Warm weather is bringing out the first zinnias and cosmos. Every one in the Society garden was raised from seed, and if they are seeded in in mid-June, they are ready to bring new color and bloom starting in August, when so many perennials are finished.
Here is Zinnia “Profusion Bi-color, which I saw for the first time last fall in The Heritage Gardens on Cape Cod. It is a small plant that makes a good edger. Unfortunately a metallic gray beetle that is not Japanese has been chewing on it. Of course pesticides are out of the question, and any beetle seen is picked off and stepped on.
I do not care for petunias , but I cannot resist new versions of the old time ruffled double ones. They are as elegant as a 1950s evening gown.
Scaevola has been around for years, but I never planted it till this year, and I am impressed. Handsome, tough, and a good bedding plant.

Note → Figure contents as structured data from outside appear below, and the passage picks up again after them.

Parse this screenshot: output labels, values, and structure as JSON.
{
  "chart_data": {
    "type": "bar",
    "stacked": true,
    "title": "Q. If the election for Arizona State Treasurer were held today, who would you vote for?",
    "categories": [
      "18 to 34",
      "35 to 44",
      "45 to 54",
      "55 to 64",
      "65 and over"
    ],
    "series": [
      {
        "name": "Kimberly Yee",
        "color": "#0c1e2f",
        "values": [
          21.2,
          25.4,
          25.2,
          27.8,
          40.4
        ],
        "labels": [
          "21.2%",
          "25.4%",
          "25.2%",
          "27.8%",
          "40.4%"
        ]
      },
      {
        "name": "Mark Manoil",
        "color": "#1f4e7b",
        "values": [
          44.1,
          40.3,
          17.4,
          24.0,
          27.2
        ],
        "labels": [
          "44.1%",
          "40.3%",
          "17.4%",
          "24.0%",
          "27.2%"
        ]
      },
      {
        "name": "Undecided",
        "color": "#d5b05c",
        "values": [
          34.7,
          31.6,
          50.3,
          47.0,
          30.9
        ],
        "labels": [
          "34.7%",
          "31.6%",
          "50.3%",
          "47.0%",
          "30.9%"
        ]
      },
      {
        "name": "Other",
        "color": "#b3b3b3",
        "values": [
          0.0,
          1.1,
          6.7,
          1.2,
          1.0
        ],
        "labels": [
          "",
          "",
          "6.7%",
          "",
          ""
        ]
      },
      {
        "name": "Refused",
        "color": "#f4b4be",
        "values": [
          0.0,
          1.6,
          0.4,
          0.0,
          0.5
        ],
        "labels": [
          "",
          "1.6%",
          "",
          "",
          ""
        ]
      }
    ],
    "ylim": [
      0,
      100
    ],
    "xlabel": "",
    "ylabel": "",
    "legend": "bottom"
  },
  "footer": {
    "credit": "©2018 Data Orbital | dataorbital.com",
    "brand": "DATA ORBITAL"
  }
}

This April I planted the seeds of “Asian Garden” celosia under lights. I kept them warm , and when the weather was mild enough took them outside to the sun. For two months they sulked at two inches, and only in July when the right weather came, did they decide it was time to grow. I think most celosias are deformed and hideous, but in the south I grew Celosia “Pink Flamingo”, which grew as tall as I am. Here is a photo of it in a garden in Green Hills, a suburb of Nashville in October 2017.
And here is its smaller cousin, “Asian Garden”, which should grow to three feet.
In the South the spike celosias come back from seed. If they reseed here, with our cool Junes, I do not think they would germinate in time to bloom before frost.
In the next few days I expect that “Peach Butterflies”, a Karchesky canna hybridized in Pennsylvania , will be in bloom. I will post pictures immediately.